DELLA REGIONE SICILIANA (OMISSIS) in persona dell’Assessore in

carica, SOPRINTENDENZA DEI BENI CULTURALI E AMBIENTALI DI ENNA

(OMISSIS) in persona del Soprintendente in carica, elettivamente

domiciliati in ROMA, VIA DEI PORTOGHESI 12, presso l’AVVOCATURA

GENERALE DELLO STATO, da cui sono difesi per legge;

– ricorrenti –

contro

SICILIA AMBIENTE S.P.A. già ENNA AMBIENTE S.P.A. (OMISSIS),

elettivamente domiciliata in ROMA, VIA XX SETTEMBRE 1, presso lo

studio dell’avvocato CORSO LUCIA (STUDIO UGHI E NUNZIANTE),

rappresentata e difesa dall’avvocato SCARDINA Ignazio giusta delega a

margine del controricorso;

– controricorrenti –

avverso la sentenza n. 514/2006 della CORTE D’APPELLO di PALERMO,

Sezione Seconda Civile, emessa il 7/4/2006, depositata il 27/4/2006,

R.G.N. 1148/1999;

udita la relazione della causa svolta nella Pubblica udienza del

04/02/2011 dal Consigliere Dott. LUIGI ALESSANDRO SCARANO;

udito l’Avvocato GUIDO CORSO per delega dell’Avvocato IGNAZIO

SCARDINA;

udito il P.M., in persona del Sostituto Procuratore Generale Dott.

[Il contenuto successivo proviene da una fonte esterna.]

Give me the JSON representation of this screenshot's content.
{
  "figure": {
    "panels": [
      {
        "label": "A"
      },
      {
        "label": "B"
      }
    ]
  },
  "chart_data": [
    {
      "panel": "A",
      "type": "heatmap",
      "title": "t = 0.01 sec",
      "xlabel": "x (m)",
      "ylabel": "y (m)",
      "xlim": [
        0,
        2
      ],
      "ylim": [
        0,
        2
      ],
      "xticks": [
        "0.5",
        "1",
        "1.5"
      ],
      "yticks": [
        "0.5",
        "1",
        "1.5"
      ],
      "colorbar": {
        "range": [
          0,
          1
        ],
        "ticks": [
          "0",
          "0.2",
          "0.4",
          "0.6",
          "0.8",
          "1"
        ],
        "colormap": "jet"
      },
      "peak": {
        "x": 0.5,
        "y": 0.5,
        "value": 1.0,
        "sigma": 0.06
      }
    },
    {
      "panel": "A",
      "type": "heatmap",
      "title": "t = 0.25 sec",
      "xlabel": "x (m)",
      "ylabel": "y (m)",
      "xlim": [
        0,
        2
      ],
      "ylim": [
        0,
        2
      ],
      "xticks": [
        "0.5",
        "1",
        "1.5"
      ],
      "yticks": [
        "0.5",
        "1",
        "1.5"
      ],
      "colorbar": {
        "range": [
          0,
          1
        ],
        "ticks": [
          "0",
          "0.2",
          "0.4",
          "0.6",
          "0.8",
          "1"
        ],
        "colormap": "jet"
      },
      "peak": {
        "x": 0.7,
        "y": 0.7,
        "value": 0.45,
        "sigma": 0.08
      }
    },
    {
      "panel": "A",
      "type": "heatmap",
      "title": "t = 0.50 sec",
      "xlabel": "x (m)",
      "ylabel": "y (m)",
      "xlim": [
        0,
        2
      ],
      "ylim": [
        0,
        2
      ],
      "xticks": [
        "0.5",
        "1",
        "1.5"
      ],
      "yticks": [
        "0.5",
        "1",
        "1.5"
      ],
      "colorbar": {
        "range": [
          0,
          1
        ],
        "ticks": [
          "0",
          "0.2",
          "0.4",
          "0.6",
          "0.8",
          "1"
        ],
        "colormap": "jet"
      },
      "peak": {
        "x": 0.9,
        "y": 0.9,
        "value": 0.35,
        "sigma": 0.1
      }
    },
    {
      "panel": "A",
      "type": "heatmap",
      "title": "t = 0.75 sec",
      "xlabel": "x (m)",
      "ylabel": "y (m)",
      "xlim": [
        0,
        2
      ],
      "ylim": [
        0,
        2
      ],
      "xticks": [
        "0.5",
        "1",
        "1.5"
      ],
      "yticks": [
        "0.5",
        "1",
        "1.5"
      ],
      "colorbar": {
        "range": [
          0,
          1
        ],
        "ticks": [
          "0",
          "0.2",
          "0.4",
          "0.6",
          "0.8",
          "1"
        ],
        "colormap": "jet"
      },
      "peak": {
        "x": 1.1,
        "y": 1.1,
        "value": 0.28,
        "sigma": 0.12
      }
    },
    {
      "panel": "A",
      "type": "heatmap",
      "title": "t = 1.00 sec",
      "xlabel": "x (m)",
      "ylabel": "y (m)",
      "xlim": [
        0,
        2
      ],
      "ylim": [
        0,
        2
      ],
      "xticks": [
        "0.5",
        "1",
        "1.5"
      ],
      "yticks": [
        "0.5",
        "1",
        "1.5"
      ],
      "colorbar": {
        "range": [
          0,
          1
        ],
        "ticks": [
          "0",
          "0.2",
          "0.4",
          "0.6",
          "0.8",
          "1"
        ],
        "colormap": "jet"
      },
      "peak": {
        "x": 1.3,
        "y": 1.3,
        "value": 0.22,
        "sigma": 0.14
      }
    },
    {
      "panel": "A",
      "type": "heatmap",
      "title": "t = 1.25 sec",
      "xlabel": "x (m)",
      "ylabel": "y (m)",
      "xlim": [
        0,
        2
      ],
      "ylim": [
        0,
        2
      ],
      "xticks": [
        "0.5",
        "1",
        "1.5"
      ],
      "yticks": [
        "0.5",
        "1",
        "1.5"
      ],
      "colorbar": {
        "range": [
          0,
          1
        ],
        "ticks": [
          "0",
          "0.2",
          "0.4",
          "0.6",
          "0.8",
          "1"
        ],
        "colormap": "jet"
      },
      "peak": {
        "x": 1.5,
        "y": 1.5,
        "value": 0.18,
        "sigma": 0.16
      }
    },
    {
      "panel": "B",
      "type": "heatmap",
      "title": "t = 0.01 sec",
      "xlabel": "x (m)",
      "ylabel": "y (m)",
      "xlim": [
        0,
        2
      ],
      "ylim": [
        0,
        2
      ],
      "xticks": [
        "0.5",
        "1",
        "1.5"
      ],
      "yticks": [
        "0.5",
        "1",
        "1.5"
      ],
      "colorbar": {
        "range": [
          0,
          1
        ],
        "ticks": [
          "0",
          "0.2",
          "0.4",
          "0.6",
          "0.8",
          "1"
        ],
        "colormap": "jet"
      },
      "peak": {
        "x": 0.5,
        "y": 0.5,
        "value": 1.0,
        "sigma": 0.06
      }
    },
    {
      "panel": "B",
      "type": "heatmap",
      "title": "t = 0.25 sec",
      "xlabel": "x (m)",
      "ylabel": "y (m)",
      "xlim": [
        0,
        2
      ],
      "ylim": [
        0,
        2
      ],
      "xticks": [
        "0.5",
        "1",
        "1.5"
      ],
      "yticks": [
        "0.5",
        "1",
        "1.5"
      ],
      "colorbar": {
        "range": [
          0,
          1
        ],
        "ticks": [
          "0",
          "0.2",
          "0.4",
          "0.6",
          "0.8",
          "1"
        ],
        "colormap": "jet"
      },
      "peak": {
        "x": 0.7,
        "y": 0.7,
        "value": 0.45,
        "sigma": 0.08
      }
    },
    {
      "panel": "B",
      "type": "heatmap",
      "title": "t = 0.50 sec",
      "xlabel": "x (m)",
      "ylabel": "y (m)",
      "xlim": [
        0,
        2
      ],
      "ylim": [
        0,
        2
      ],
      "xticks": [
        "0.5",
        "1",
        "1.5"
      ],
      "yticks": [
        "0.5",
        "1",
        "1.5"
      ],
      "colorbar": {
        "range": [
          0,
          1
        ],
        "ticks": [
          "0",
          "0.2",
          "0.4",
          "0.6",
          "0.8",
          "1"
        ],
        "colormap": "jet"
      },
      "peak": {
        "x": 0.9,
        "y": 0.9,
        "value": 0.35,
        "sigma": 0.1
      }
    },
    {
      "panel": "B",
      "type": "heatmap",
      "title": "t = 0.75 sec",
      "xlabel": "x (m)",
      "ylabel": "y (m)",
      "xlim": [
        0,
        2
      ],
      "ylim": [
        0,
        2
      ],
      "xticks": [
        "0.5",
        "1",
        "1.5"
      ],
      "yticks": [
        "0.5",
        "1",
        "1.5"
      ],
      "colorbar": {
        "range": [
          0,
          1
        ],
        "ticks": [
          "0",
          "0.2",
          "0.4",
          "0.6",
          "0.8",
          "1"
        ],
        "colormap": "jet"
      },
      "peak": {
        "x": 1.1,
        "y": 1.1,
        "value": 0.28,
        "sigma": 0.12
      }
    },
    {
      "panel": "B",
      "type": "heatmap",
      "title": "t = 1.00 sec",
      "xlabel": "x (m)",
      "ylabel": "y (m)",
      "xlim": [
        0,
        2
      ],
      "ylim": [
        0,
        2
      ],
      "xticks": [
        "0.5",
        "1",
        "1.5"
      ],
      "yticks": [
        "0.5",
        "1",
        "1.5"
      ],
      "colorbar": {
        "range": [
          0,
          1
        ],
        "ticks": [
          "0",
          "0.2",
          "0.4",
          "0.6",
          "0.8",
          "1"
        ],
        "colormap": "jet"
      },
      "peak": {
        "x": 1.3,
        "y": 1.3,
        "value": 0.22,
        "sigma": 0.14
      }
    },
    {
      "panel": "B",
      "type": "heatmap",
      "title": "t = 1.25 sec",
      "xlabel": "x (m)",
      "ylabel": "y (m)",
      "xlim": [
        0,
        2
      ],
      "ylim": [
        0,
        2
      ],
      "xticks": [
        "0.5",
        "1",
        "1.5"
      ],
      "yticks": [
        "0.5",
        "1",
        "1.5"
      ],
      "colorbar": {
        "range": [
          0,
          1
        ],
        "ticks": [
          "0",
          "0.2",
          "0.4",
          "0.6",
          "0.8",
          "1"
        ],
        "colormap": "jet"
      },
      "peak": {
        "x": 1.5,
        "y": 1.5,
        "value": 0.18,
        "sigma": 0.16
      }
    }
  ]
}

GOLIA Aurelio, che ha concluso per il rigetto del ricorso e in

subordine rimessione atti al Primo Presidente per eventuale

assegnazione alle SS.UU..

Fatto

SVOLGIMENTO DEL PROCESSO

Con sentenza del 27/4/2006 la Corte d’Appello di Palermo, in accoglimento del gravame interposto dalla società Enna Ambiente s.p.a. e in parziale riforma della sentenza Trib. Palermo 17/7/1998, condannava l’Assessorato Regionale Beni Culturali e Ambientali della Regione Siciliana e la Soprintendenza dei Beni Culturali ed Ambientali di Enna al pagamento, in solido, della somma di L. 302.737,84, con interessi, in favore della suindicata società a titolo di indebito arricchimento per l’esecuzione di scavi archeologici.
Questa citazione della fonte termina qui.